Incorporation of Nasutitermes takasagoensis endoglucanase into cell surface-displayed minicellulosomes in Pichia pastoris X33

• Published in: Journal of microbiology and biotechnology Vol. 24; no. 9; pp. 1178 - 1188
• Main Authors: Ou, Jingshen, Cao, Yicheng
• Format: Journal Article
• Language: English
• Published: Korea (South) 한국미생물·생명공학회 01.09.2014
• Subjects: Animals; Bacterial Proteins - chemistry; Bacterial Proteins - genetics; Bacterial Proteins - metabolism; Cell Surface Display Techniques - methods; Cellulase - chemistry; Cellulase - genetics; Cellulase - metabolism; Cellulosomes - chemistry; Cellulosomes - genetics; Cellulosomes - metabolism; Insect Proteins - chemistry; Insect Proteins - genetics; Insect Proteins - metabolism; Isoptera - enzymology; Isoptera - genetics; Membrane Proteins - chemistry; Membrane Proteins - genetics; Membrane Proteins - metabolism; Pichia - cytology; Pichia - genetics; Pichia - metabolism; Recombinant Proteins - chemistry; Recombinant Proteins - genetics; Recombinant Proteins - metabolism; 생물학
• ISSN: 1017-7825; 1738-8872
• DOI: 10.4014/jmb.1402.02034

In this study, the yeast Pichia pastoris was genetically modified to assemble minicellulosomes on its cell surface by the heterologous expression of a truncated scaffoldin CipA from Clostridium acetobutylicum.
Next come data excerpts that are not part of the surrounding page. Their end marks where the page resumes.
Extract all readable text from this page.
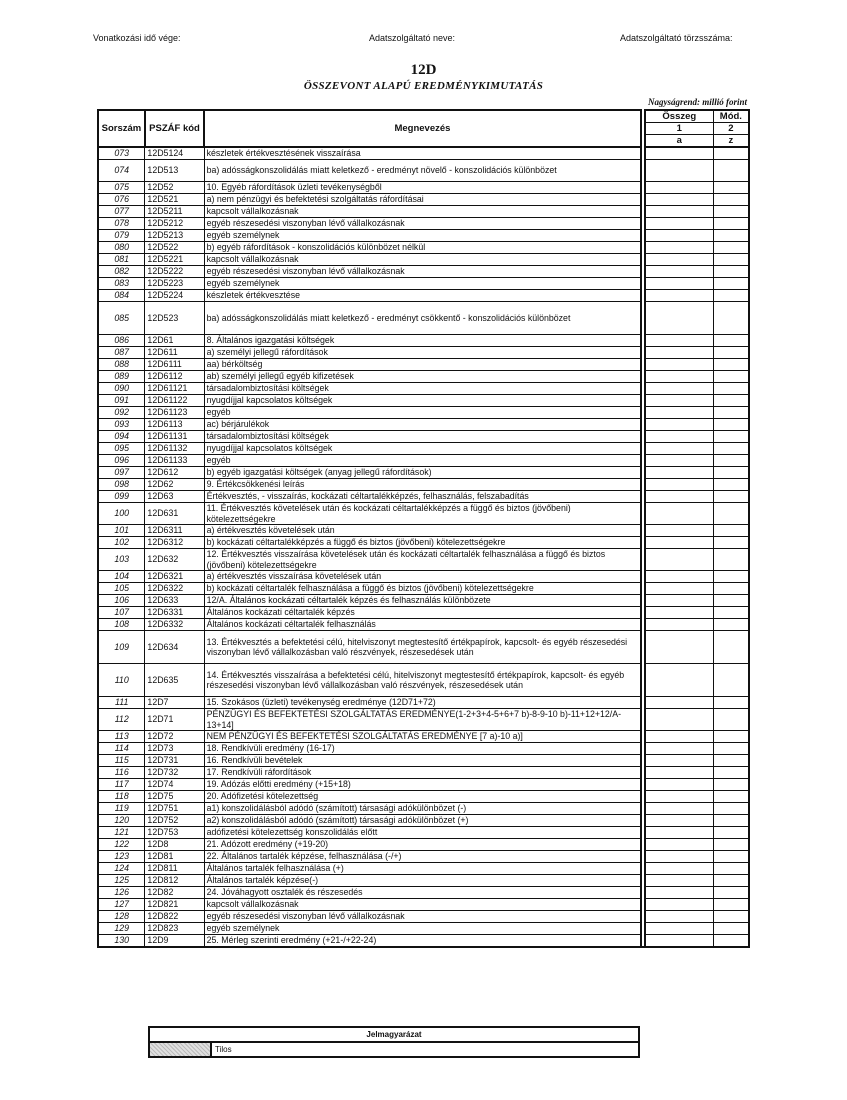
Vonatkozási idő vége:	Adatszolgáltató neve:	Adatszolgáltató törzsszáma:
12D
ÖSSZEVONT ALAPÚ EREDMÉNYKIMUTATÁS
Nagyságrend: millió forint
Sorszám	PSZÁF kód	Megnevezés		Összeg	Mód.
				1	2
				a	z
073	12D5124	készletek értékvesztésének visszaírása			
074	12D513	ba) adósságkonszolidálás miatt keletkező - eredményt növelő - konszolidációs különbözet			
075	12D52	10. Egyéb ráfordítások üzleti tevékenységből			
076	12D521	a) nem pénzügyi és befektetési szolgáltatás ráfordításai			
077	12D5211	kapcsolt vállalkozásnak			
078	12D5212	egyéb részesedési viszonyban lévő vállalkozásnak			
079	12D5213	egyéb személynek			
080	12D522	b) egyéb ráfordítások - konszolidációs különbözet nélkül			
081	12D5221	kapcsolt vállalkozásnak			
082	12D5222	egyéb részesedési viszonyban lévő vállalkozásnak			
083	12D5223	egyéb személynek			
084	12D5224	készletek értékvesztése			
085	12D523	ba) adósságkonszolidálás miatt keletkező - eredményt csökkentő - konszolidációs különbözet			
086	12D61	8. Általános igazgatási költségek			
087	12D611	a) személyi jellegű ráfordítások			
088	12D6111	aa) bérköltség			
089	12D6112	ab) személyi jellegű egyéb kifizetések			
090	12D61121	társadalombiztosítási költségek			
091	12D61122	nyugdíjjal kapcsolatos költségek			
092	12D61123	egyéb			
093	12D6113	ac) bérjárulékok			
094	12D61131	társadalombiztosítási költségek			
095	12D61132	nyugdíjjal kapcsolatos költségek			
096	12D61133	egyéb			
097	12D612	b) egyéb igazgatási költségek (anyag jellegű ráfordítások)			
098	12D62	9. Értékcsökkenési leírás			
099	12D63	Értékvesztés, - visszaírás, kockázati céltartalékképzés, felhasználás, felszabadítás			
100	12D631	11. Értékvesztés követelések után és kockázati céltartalékképzés a függő és biztos (jövőbeni) kötelezettségekre			
101	12D6311	a) értékvesztés követelések után			
102	12D6312	b) kockázati céltartalékképzés a függő és biztos (jövőbeni) kötelezettségekre			
103	12D632	12. Értékvesztés visszaírása követelések után és kockázati céltartalék felhasználása a függő és biztos (jövőbeni) kötelezettségekre			
104	12D6321	a) értékvesztés visszaírása követelések után			
105	12D6322	b) kockázati céltartalék felhasználása a függő és biztos (jövőbeni) kötelezettségekre			
106	12D633	12/A. Általános kockázati céltartalék képzés és felhasználás különbözete			
107	12D6331	Általános kockázati céltartalék képzés			
108	12D6332	Általános kockázati céltartalék felhasználás			
109	12D634	13. Értékvesztés a befektetési célú, hitelviszonyt megtestesítő értékpapírok, kapcsolt- és egyéb részesedési viszonyban lévő vállalkozásban való részvények, részesedések után			
110	12D635	14. Értékvesztés visszaírása a befektetési célú, hitelviszonyt megtestesítő értékpapírok, kapcsolt- és egyéb részesedési viszonyban lévő vállalkozásban való részvények, részesedések után			
111	12D7	15. Szokásos (üzleti) tevékenység eredménye (12D71+72)			
112	12D71	PÉNZÜGYI ÉS BEFEKTETÉSI SZOLGÁLTATÁS EREDMÉNYE(1-2+3+4-5+6+7 b)-8-9-10 b)-11+12+12/A-13+14]			
113	12D72	NEM PÉNZÜGYI ÉS BEFEKTETÉSI SZOLGÁLTATÁS EREDMÉNYE [7 a)-10 a)]			
114	12D73	18. Rendkívüli eredmény (16-17)			
115	12D731	16. Rendkívüli bevételek			
116	12D732	17. Rendkívüli ráfordítások			
117	12D74	19. Adózás előtti eredmény (+15+18)			
118	12D75	20. Adófizetési kötelezettség			
119	12D751	a1) konszolidálásból adódó (számított) társasági adókülönbözet (-)			
120	12D752	a2) konszolidálásból adódó (számított) társasági adókülönbözet (+)			
121	12D753	adófizetési kötelezettség konszolidálás előtt			
122	12D8	21. Adózott eredmény (+19-20)			
123	12D81	22. Általános tartalék képzése, felhasználása (-/+)			
124	12D811	Általános tartalék felhasználása (+)			
125	12D812	Általános tartalék képzése(-)			
126	12D82	24. Jóváhagyott osztalék és részesedés			
127	12D821	kapcsolt vállalkozásnak			
128	12D822	egyéb részesedési viszonyban lévő vállalkozásnak			
129	12D823	egyéb személynek			
130	12D9	25. Mérleg szerinti eredmény (+21-/+22-24)			
Jelmagyarázat
	Tilos
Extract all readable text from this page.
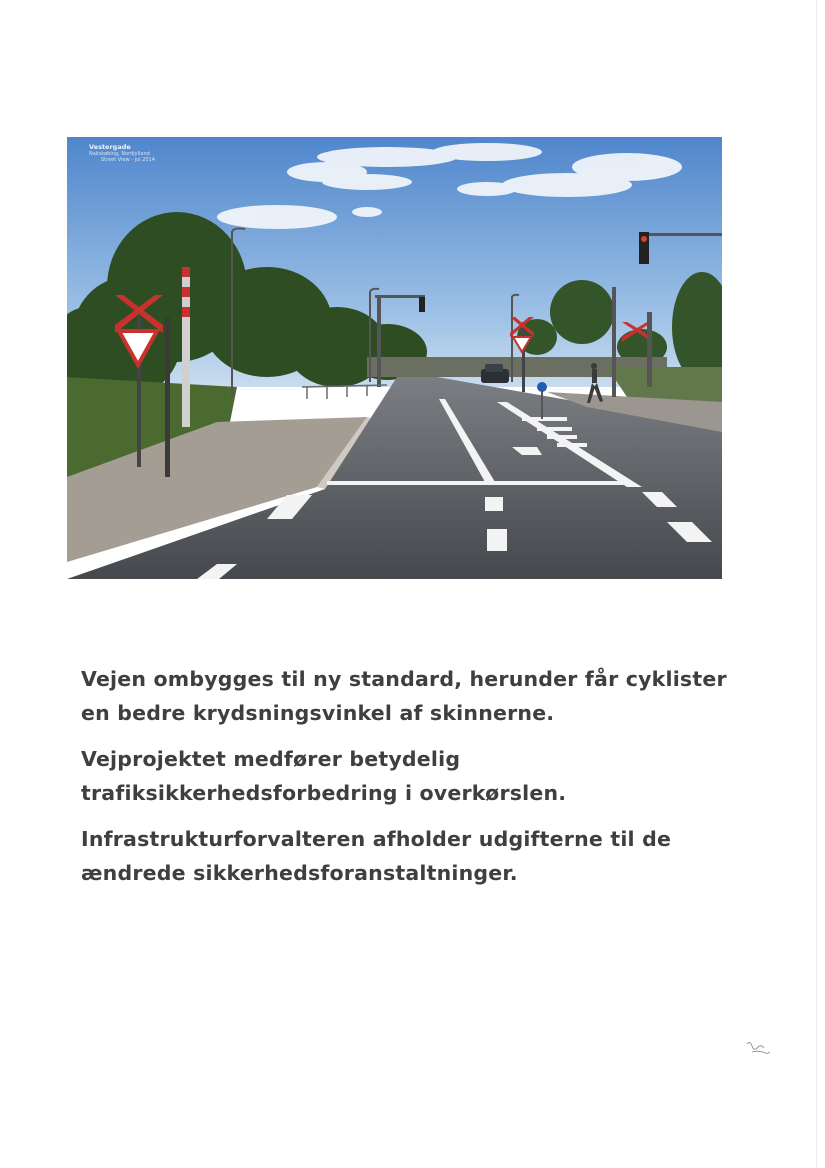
Vestergade
Nakskøbing, Nordjylland
Street View - jul 2014

Vejen ombygges til ny standard, herunder får cyklister
en bedre krydsningsvinkel af skinnerne.

Vejprojektet medfører betydelig
trafiksikkerhedsforbedring i overkørslen.

Infrastrukturforvalteren afholder udgifterne til de
ændrede sikkerhedsforanstaltninger.
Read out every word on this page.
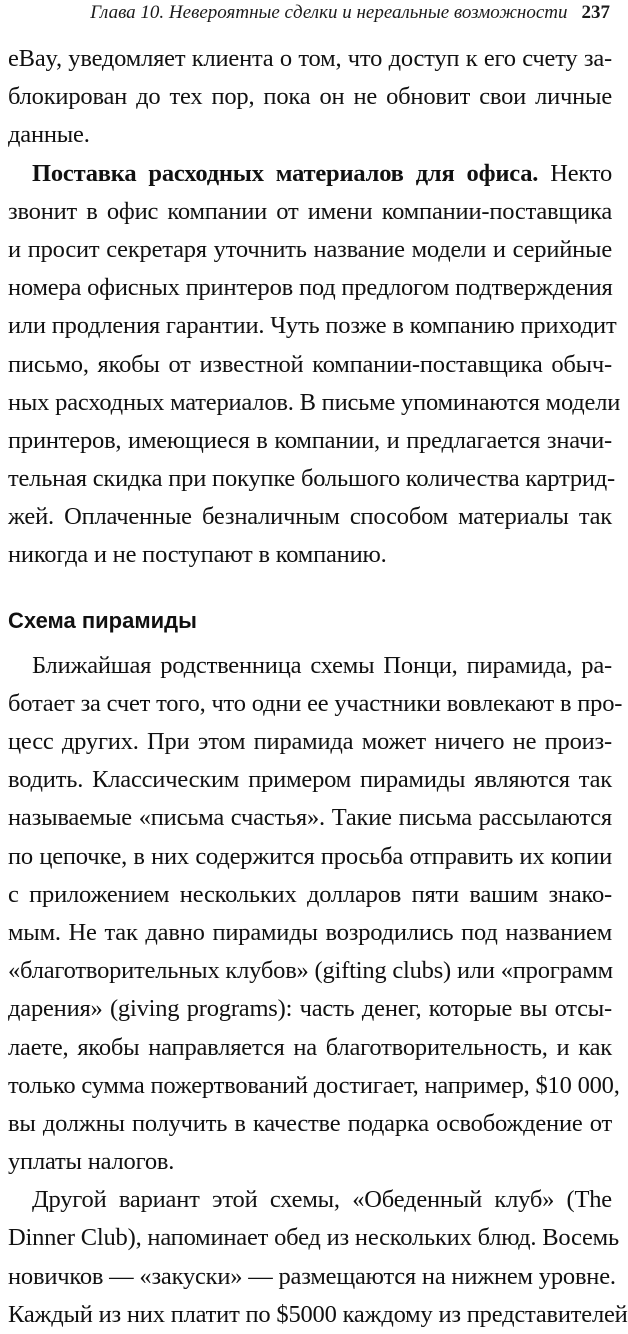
Глава 10. Невероятные сделки и нереальные возможности 237
eBay, уведомляет клиента о том, что доступ к его счету за-
блокирован до тех пор, пока он не обновит свои личные
данные.
Поставка расходных материалов для офиса. Некто
звонит в офис компании от имени компании-поставщика
и просит секретаря уточнить название модели и серийные
номера офисных принтеров под предлогом подтверждения
или продления гарантии. Чуть позже в компанию приходит
письмо, якобы от известной компании-поставщика обыч-
ных расходных материалов. В письме упоминаются модели
принтеров, имеющиеся в компании, и предлагается значи-
тельная скидка при покупке большого количества картрид-
жей. Оплаченные безналичным способом материалы так
никогда и не поступают в компанию.
Схема пирамиды
Ближайшая родственница схемы Понци, пирамида, ра-
ботает за счет того, что одни ее участники вовлекают в про-
цесс других. При этом пирамида может ничего не произ-
водить. Классическим примером пирамиды являются так
называемые «письма счастья». Такие письма рассылаются
по цепочке, в них содержится просьба отправить их копии
с приложением нескольких долларов пяти вашим знако-
мым. Не так давно пирамиды возродились под названием
«благотворительных клубов» (gifting clubs) или «программ
дарения» (giving programs): часть денег, которые вы отсы-
лаете, якобы направляется на благотворительность, и как
только сумма пожертвований достигает, например, $10 000,
вы должны получить в качестве подарка освобождение от
уплаты налогов.
Другой вариант этой схемы, «Обеденный клуб» (The
Dinner Club), напоминает обед из нескольких блюд. Восемь
новичков — «закуски» — размещаются на нижнем уровне.
Каждый из них платит по $5000 каждому из представителей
Fluorescence microscopy and western blot analysis confirmed that CipA was targeted to the yeast cell surface and that NtEGD, the Nasutitermes takasagoensis endoglucanase that was fused with dockerin, interacted with CipA on the yeast cell surface, suggesting that the cohesin and dockerin domains and cellulose-binding module of C. acetobutylicum were functional in the yeasts. The enzymatic activities of the cellulases in the minicellulosomes that were displayed on the yeast cell surfaces increased dramatically following interaction with the cohesin-dockerin domains. Additionally, the hydrolysis efficiencies of NtEGD for carboxymethyl cellulose, microcrystal cellulose, and filter paper increased up to 1.4-fold, 2.0-fold, and 3.2-fold, respectively. To the best of our knowledge, this is the first report describing the expression of C. acetobutylicum minicellulosomes in yeast and the incorporation of animal cellulases into cellulosomes. This strategy of heterologous cellulase incorporation lends novel insight into the process of cellulosome assembly. Potentially, the surface display of cellulosomes, such as that reported in this study, may be utilized in the engineering of S. cerevisiae for ethanol production from cellulose and additional future applications.